Peres, who met Monday with UN Secretary General Ban Ki-Moon and later with Abbas appears to be the acting prime minister in New York.
Similarly, Barak, who in a meeting with Clinton "discussed the negotiations and the need to overcome obstacles," according to his spokesman, appeared to be the acting foreign minister, and Abbas was reaping the diplomatic prizes.
Unlike them, the only man who hadn’t appeared at all on the N.Y. stage was Netanyahu.
Meanwhile, Iranian President Mahmoud Ahmadinejad told a UN General Assembly session on poverty that capitalism was on the verge of death and that it was time for a new economic system.

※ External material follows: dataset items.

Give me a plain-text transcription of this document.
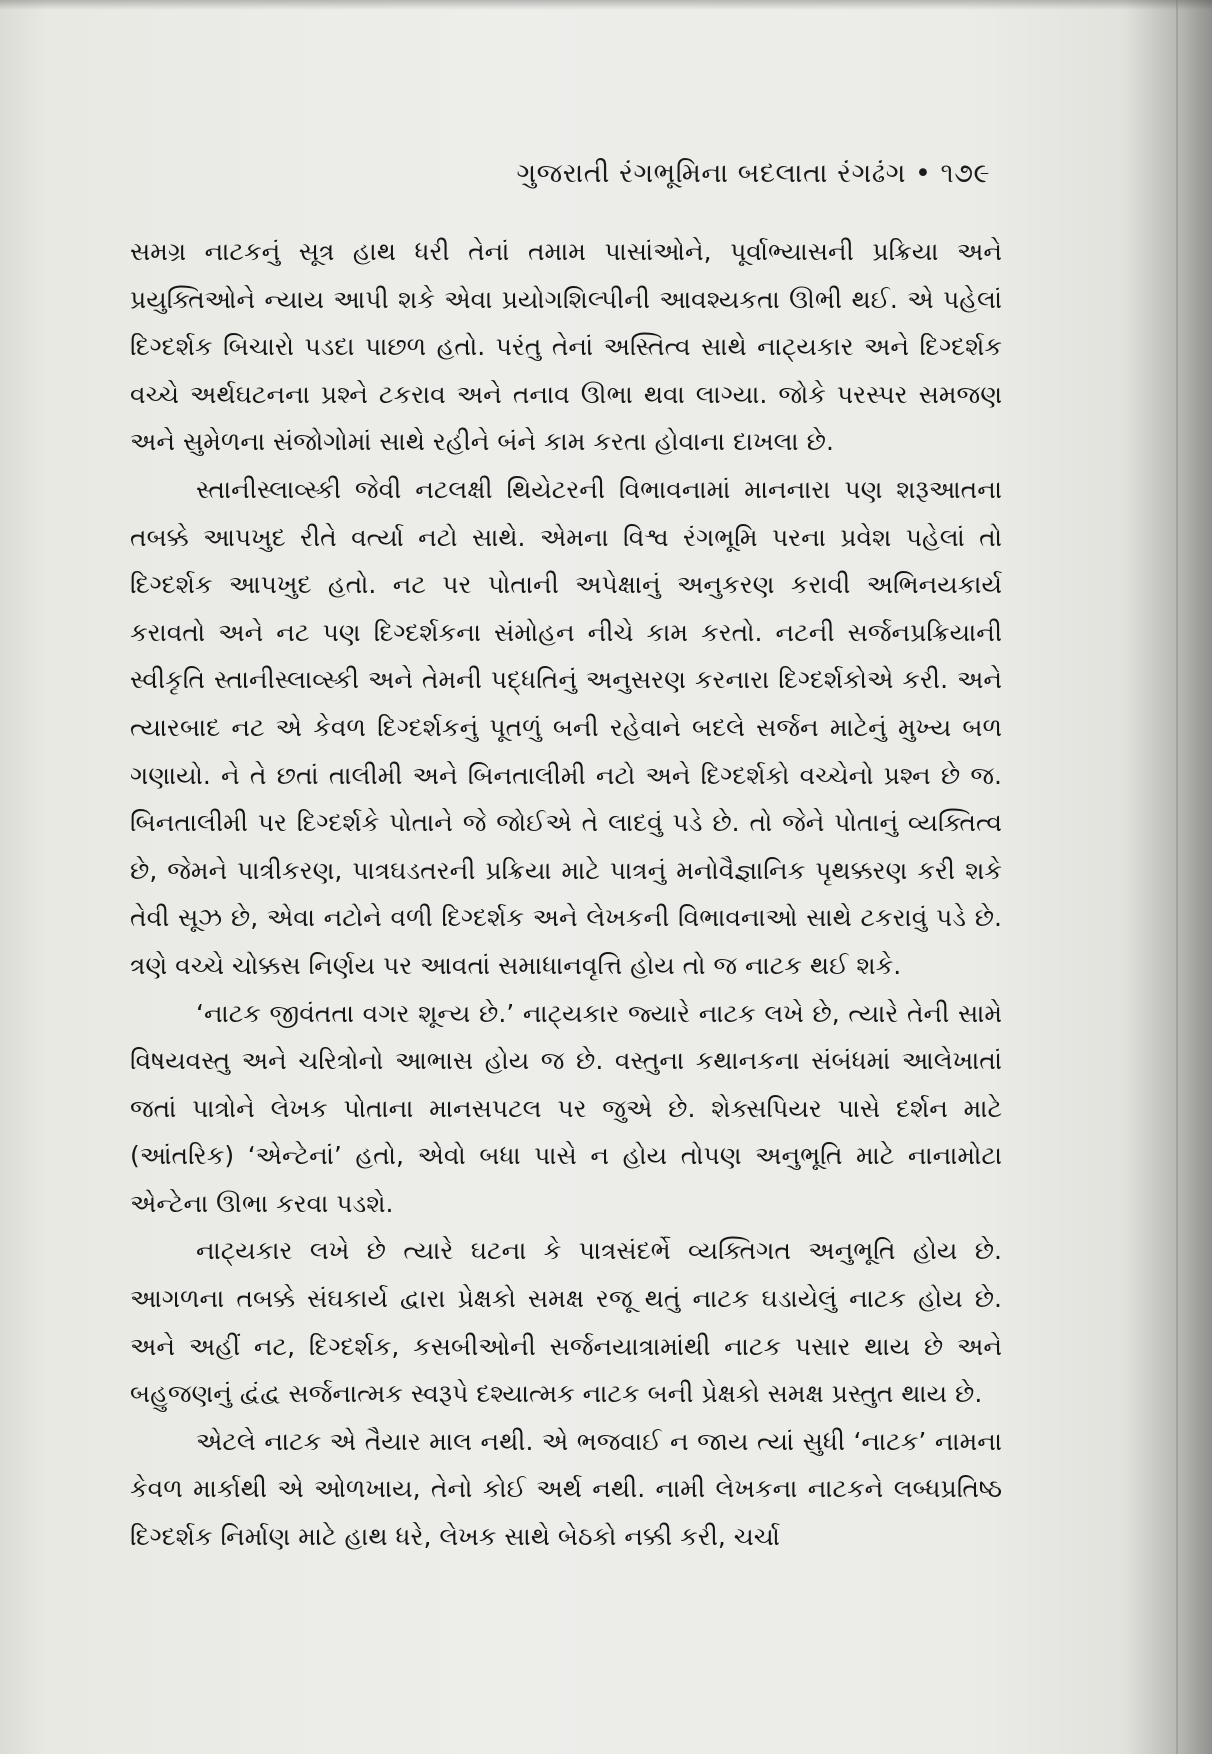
ગુજરાતી રંગભૂમિના બદલાતા રંગઢંગ • ૧૭૯

સમગ્ર નાટકનું સૂત્ર હાથ ધરી તેનાં તમામ પાસાંઓને, પૂર્વાભ્યાસની પ્રક્રિયા અને પ્રયુક્તિઓને ન્યાય આપી શકે એવા પ્રયોગશિલ્પીની આવશ્યકતા ઊભી થઈ. એ પહેલાં દિગ્દર્શક બિચારો પડદા પાછળ હતો. પરંતુ તેનાં અસ્તિત્વ સાથે નાટ્યકાર અને દિગ્દર્શક વચ્ચે અર્થઘટનના પ્રશ્ને ટકરાવ અને તનાવ ઊભા થવા લાગ્યા. જોકે પરસ્પર સમજણ અને સુમેળના સંજોગોમાં સાથે રહીને બંને કામ કરતા હોવાના દાખલા છે.

સ્તાનીસ્લાવ્સ્કી જેવી નટલક્ષી થિયેટરની વિભાવનામાં માનનારા પણ શરૂઆતના તબક્કે આપખુદ રીતે વર્ત્યા નટો સાથે. એમના વિશ્વ રંગભૂમિ પરના પ્રવેશ પહેલાં તો દિગ્દર્શક આપખુદ હતો. નટ પર પોતાની અપેક્ષાનું અનુકરણ કરાવી અભિનયકાર્ય કરાવતો અને નટ પણ દિગ્દર્શકના સંમોહન નીચે કામ કરતો. નટની સર્જનપ્રક્રિયાની સ્વીકૃતિ સ્તાનીસ્લાવ્સ્કી અને તેમની પદ્ધતિનું અનુસરણ કરનારા દિગ્દર્શકોએ કરી. અને ત્યારબાદ નટ એ કેવળ દિગ્દર્શકનું પૂતળું બની રહેવાને બદલે સર્જન માટેનું મુખ્ય બળ ગણાયો. ને તે છતાં તાલીમી અને બિનતાલીમી નટો અને દિગ્દર્શકો વચ્ચેનો પ્રશ્ન છે જ. બિનતાલીમી પર દિગ્દર્શકે પોતાને જે જોઈએ તે લાદવું પડે છે. તો જેને પોતાનું વ્યક્તિત્વ છે, જેમને પાત્રીકરણ, પાત્રઘડતરની પ્રક્રિયા માટે પાત્રનું મનોવૈજ્ઞાનિક પૃથક્કરણ કરી શકે તેવી સૂઝ છે, એવા નટોને વળી દિગ્દર્શક અને લેખકની વિભાવનાઓ સાથે ટકરાવું પડે છે. ત્રણે વચ્ચે ચોક્કસ નિર્ણય પર આવતાં સમાધાનવૃત્તિ હોય તો જ નાટક થઈ શકે.

‘નાટક જીવંતતા વગર શૂન્ય છે.’ નાટ્યકાર જ્યારે નાટક લખે છે, ત્યારે તેની સામે વિષયવસ્તુ અને ચરિત્રોનો આભાસ હોય જ છે. વસ્તુના કથાનકના સંબંધમાં આલેખાતાં જતાં પાત્રોને લેખક પોતાના માનસપટલ પર જુએ છે. શેક્સપિયર પાસે દર્શન માટે (આંતરિક) ‘એન્ટેનાં’ હતો, એવો બધા પાસે ન હોય તોપણ અનુભૂતિ માટે નાનામોટા એન્ટેના ઊભા કરવા પડશે.

નાટ્યકાર લખે છે ત્યારે ઘટના કે પાત્રસંદર્ભે વ્યક્તિગત અનુભૂતિ હોય છે. આગળના તબક્કે સંઘકાર્ય દ્વારા પ્રેક્ષકો સમક્ષ રજૂ થતું નાટક ઘડાયેલું નાટક હોય છે. અને અહીં નટ, દિગ્દર્શક, કસબીઓની સર્જનયાત્રામાંથી નાટક પસાર થાય છે અને બહુજણનું દ્વંદ્વ સર્જનાત્મક સ્વરૂપે દશ્યાત્મક નાટક બની પ્રેક્ષકો સમક્ષ પ્રસ્તુત થાય છે.

એટલે નાટક એ તૈયાર માલ નથી. એ ભજવાઈ ન જાય ત્યાં સુધી ‘નાટક’ નામના કેવળ માર્કાથી એ ઓળખાય, તેનો કોઈ અર્થ નથી. નામી લેખકના નાટકને લબ્ધપ્રતિષ્ઠ દિગ્દર્શક નિર્માણ માટે હાથ ધરે, લેખક સાથે બેઠકો નક્કી કરી, ચર્ચા
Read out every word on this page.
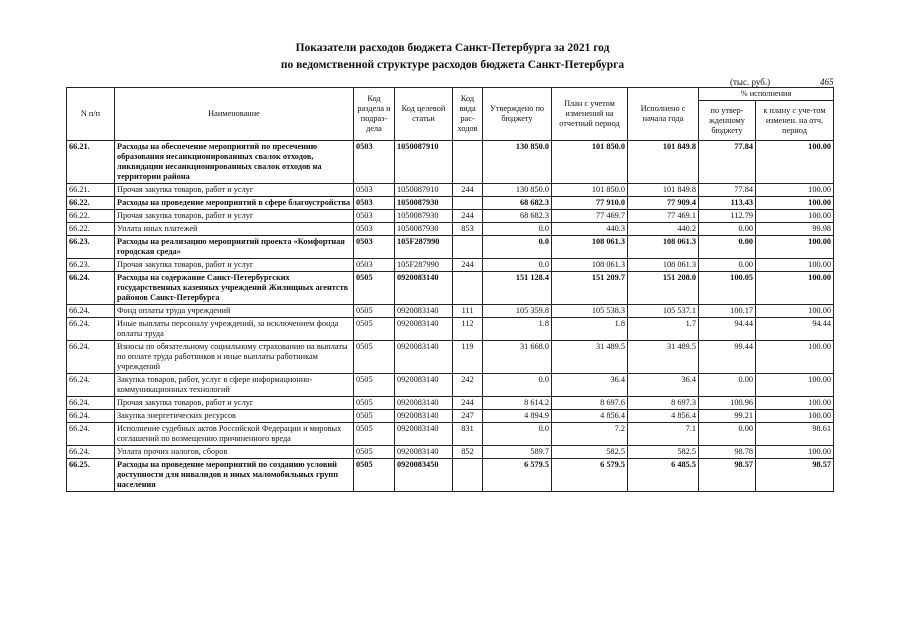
Показатели расходов бюджета Санкт-Петербурга за 2021 год
по ведомственной структуре расходов бюджета Санкт-Петербурга
(тыс. руб.)	465
N п/п	Наименование	Код раздела и подраз-дела	Код целевой статьи	Код вида рас-ходов	Утверждено по бюджету	План с учетом изменений на отчетный период	Исполнено с начала года	% исполнения	
								по утвер-жденному бюджету	к плану с уче-том изменен. на отч. период
66.21.	Расходы на обеспечение мероприятий по пресечению образования несанкционированных свалок отходов, ликвидации несанкционированных свалок отходов на территории района	0503	1050087910		130 850.0	101 850.0	101 849.8	77.84	100.00
66.21.	Прочая закупка товаров, работ и услуг	0503	1050087910	244	130 850.0	101 850.0	101 849.8	77.84	100.00
66.22.	Расходы на проведение мероприятий в сфере благоустройства	0503	1050087930		68 682.3	77 910.0	77 909.4	113.43	100.00
66.22.	Прочая закупка товаров, работ и услуг	0503	1050087930	244	68 682.3	77 469.7	77 469.1	112.79	100.00
66.22.	Уплата иных платежей	0503	1050087930	853	0.0	440.3	440.2	0.00	99.98
66.23.	Расходы на реализацию мероприятий проекта «Комфортная городская среда»	0503	105F287990		0.0	108 061.3	108 061.3	0.00	100.00
66.23.	Прочая закупка товаров, работ и услуг	0503	105F287990	244	0.0	108 061.3	108 061.3	0.00	100.00
66.24.	Расходы на содержание Санкт-Петербургских государственных казенных учреждений Жилищных агентств районов Санкт-Петербурга	0505	0920083140		151 128.4	151 209.7	151 208.0	100.05	100.00
66.24.	Фонд оплаты труда учреждений	0505	0920083140	111	105 359.8	105 538.3	105 537.1	100.17	100.00
66.24.	Иные выплаты персоналу учреждений, за исключением фонда оплаты труда	0505	0920083140	112	1.8	1.8	1.7	94.44	94.44
66.24.	Взносы по обязательному социальному страхованию на выплаты по оплате труда работников и иные выплаты работникам учреждений	0505	0920083140	119	31 668.0	31 489.5	31 489.5	99.44	100.00
66.24.	Закупка товаров, работ, услуг в сфере информационно-коммуникационных технологий	0505	0920083140	242	0.0	36.4	36.4	0.00	100.00
66.24.	Прочая закупка товаров, работ и услуг	0505	0920083140	244	8 614.2	8 697.6	8 697.3	100.96	100.00
66.24.	Закупка энергетических ресурсов	0505	0920083140	247	4 894.9	4 856.4	4 856.4	99.21	100.00
66.24.	Исполнение судебных актов Российской Федерации и мировых соглашений по возмещению причиненного вреда	0505	0920083140	831	0.0	7.2	7.1	0.00	98.61
66.24.	Уплата прочих налогов, сборов	0505	0920083140	852	589.7	582.5	582.5	98.78	100.00
66.25.	Расходы на проведение мероприятий по созданию условий доступности для инвалидов и иных маломобильных групп населения	0505	0920083450		6 579.5	6 579.5	6 485.5	98.57	98.57
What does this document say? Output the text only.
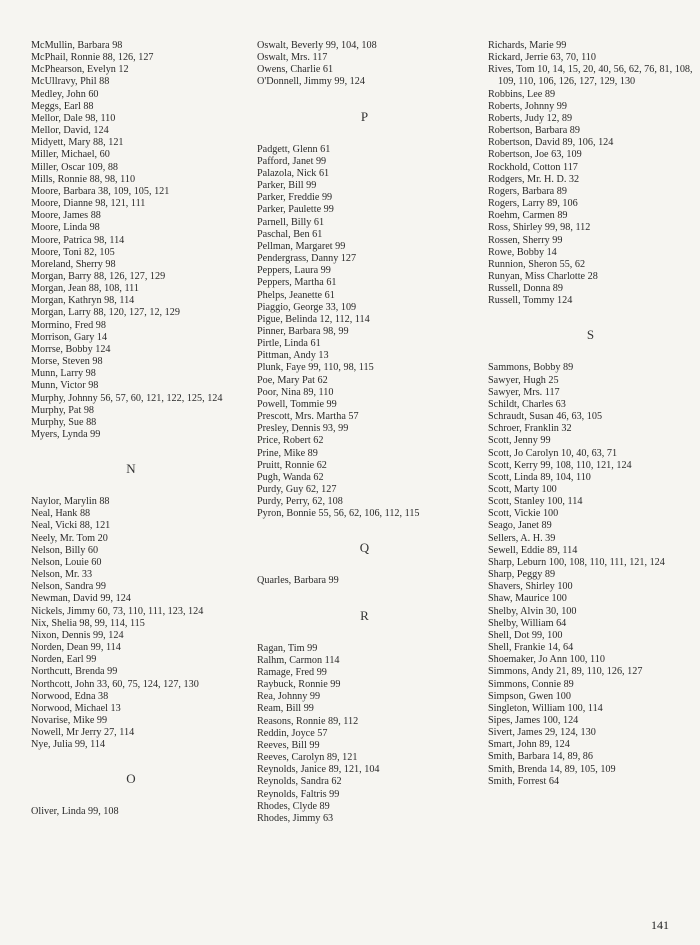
McMullin, Barbara 98
McPhail, Ronnie 88, 126, 127
McPhearson, Evelyn 12
McUllravy, Phil 88
Medley, John 60
Meggs, Earl 88
Mellor, Dale 98, 110
Mellor, David, 124
Midyett, Mary 88, 121
Miller, Michael, 60
Miller, Oscar 109, 88
Mills, Ronnie 88, 98, 110
Moore, Barbara 38, 109, 105, 121
Moore, Dianne 98, 121, 111
Moore, James 88
Moore, Linda 98
Moore, Patrica 98, 114
Moore, Toni 82, 105
Moreland, Sherry 98
Morgan, Barry 88, 126, 127, 129
Morgan, Jean 88, 108, 111
Morgan, Kathryn 98, 114
Morgan, Larry 88, 120, 127, 12, 129
Mormino, Fred 98
Morrison, Gary 14
Morrse, Bobby 124
Morse, Steven 98
Munn, Larry 98
Munn, Victor 98
Murphy, Johnny 56, 57, 60, 121, 122, 125, 124
Murphy, Pat 98
Murphy, Sue 88
Myers, Lynda 99
N
Naylor, Marylin 88
Neal, Hank 88
Neal, Vicki 88, 121
Neely, Mr. Tom 20
Nelson, Billy 60
Nelson, Louie 60
Nelson, Mr. 33
Nelson, Sandra 99
Newman, David 99, 124
Nickels, Jimmy 60, 73, 110, 111, 123, 124
Nix, Shelia 98, 99, 114, 115
Nixon, Dennis 99, 124
Norden, Dean 99, 114
Norden, Earl 99
Northcutt, Brenda 99
Northcott, John 33, 60, 75, 124, 127, 130
Norwood, Edna 38
Norwood, Michael 13
Novarise, Mike 99
Nowell, Mr Jerry 27, 114
Nye, Julia 99, 114
O
Oliver, Linda 99, 108
Oswalt, Beverly 99, 104, 108
Oswalt, Mrs. 117
Owens, Charlie 61
O'Donnell, Jimmy 99, 124
P
Padgett, Glenn 61
Pafford, Janet 99
Palazola, Nick 61
Parker, Bill 99
Parker, Freddie 99
Parker, Paulette 99
Parnell, Billy 61
Paschal, Ben 61
Pellman, Margaret 99
Pendergrass, Danny 127
Peppers, Laura 99
Peppers, Martha 61
Phelps, Jeanette 61
Piaggio, George 33, 109
Pigue, Belinda 12, 112, 114
Pinner, Barbara 98, 99
Pirtle, Linda 61
Pittman, Andy 13
Plunk, Faye 99, 110, 98, 115
Poe, Mary Pat 62
Poor, Nina 89, 110
Powell, Tommie 99
Prescott, Mrs. Martha 57
Presley, Dennis 93, 99
Price, Robert 62
Prine, Mike 89
Pruitt, Ronnie 62
Pugh, Wanda 62
Purdy, Guy 62, 127
Purdy, Perry, 62, 108
Pyron, Bonnie 55, 56, 62, 106, 112, 115
Q
Quarles, Barbara 99
R
Ragan, Tim 99
Ralhm, Carmon 114
Ramage, Fred 99
Raybuck, Ronnie 99
Rea, Johnny 99
Ream, Bill 99
Reasons, Ronnie 89, 112
Reddin, Joyce 57
Reeves, Bill 99
Reeves, Carolyn 89, 121
Reynolds, Janice 89, 121, 104
Reynolds, Sandra 62
Reynolds, Faltris 99
Rhodes, Clyde 89
Rhodes, Jimmy 63
Richards, Marie 99
Rickard, Jerrie 63, 70, 110
Rives, Tom 10, 14, 15, 20, 40, 56, 62, 76, 81, 108, 109, 110, 106, 126, 127, 129, 130
Robbins, Lee 89
Roberts, Johnny 99
Roberts, Judy 12, 89
Robertson, Barbara 89
Robertson, David 89, 106, 124
Robertson, Joe 63, 109
Rockhold, Cotton 117
Rodgers, Mr. H. D. 32
Rogers, Barbara 89
Rogers, Larry 89, 106
Roehm, Carmen 89
Ross, Shirley 99, 98, 112
Rossen, Sherry 99
Rowe, Bobby 14
Runnion, Sheron 55, 62
Runyan, Miss Charlotte 28
Russell, Donna 89
Russell, Tommy 124
S
Sammons, Bobby 89
Sawyer, Hugh 25
Sawyer, Mrs. 117
Schildt, Charles 63
Schraudt, Susan 46, 63, 105
Schroer, Franklin 32
Scott, Jenny 99
Scott, Jo Carolyn 10, 40, 63, 71
Scott, Kerry 99, 108, 110, 121, 124
Scott, Linda 89, 104, 110
Scott, Marty 100
Scott, Stanley 100, 114
Scott, Vickie 100
Seago, Janet 89
Sellers, A. H. 39
Sewell, Eddie 89, 114
Sharp, Leburn 100, 108, 110, 111, 121, 124
Sharp, Peggy 89
Shavers, Shirley 100
Shaw, Maurice 100
Shelby, Alvin 30, 100
Shelby, William 64
Shell, Dot 99, 100
Shell, Frankie 14, 64
Shoemaker, Jo Ann 100, 110
Simmons, Andy 21, 89, 110, 126, 127
Simmons, Connie 89
Simpson, Gwen 100
Singleton, William 100, 114
Sipes, James 100, 124
Sivert, James 29, 124, 130
Smart, John 89, 124
Smith, Barbara 14, 89, 86
Smith, Brenda 14, 89, 105, 109
Smith, Forrest 64
141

"The discriminatory order of capitalism and the hegemonic approaches are facing defeat and are getting close to their end," Ahmadinejad said at a summit meeting assessing progress on achieving UN goals to drastically reduce poverty by 2015.
"The undemocratic and unjust governance structures of the decision-making bodies in international economic and political fields are the reasons behind most of the plights today humanity is confronting," he said, according to an English translation of his prepared remarks.
Ahmadinejad had drawn large crowds for previous UN speeches but Tuesday's address was delivered to a virtually empty hall.
It was unclear whether the unusually low attendance was due to waning interest in Ahmadinejad five years after he first addressed the assembly or if it was the fact that he was one of the first speakers in the morning session, which began at 9 A.M.
Ahmadinejad offered no clear alternative to capitalism but said, "The world is in need of an encompassing and, of course, just and humane order in the light of which the rights of all are preserved and peace and security are safeguarded."
Ahmadinejad will address the 192-nation General Assembly again on Thursday during its annual General Debate, in which world leaders traditionally cover issues important to them.
In the past, Ahmadinejad has used the General Debate as a forum to defend Iran's nuclear program and assail its arch foes Israel and the United States, typically prompting walkouts by the United States and some European countries.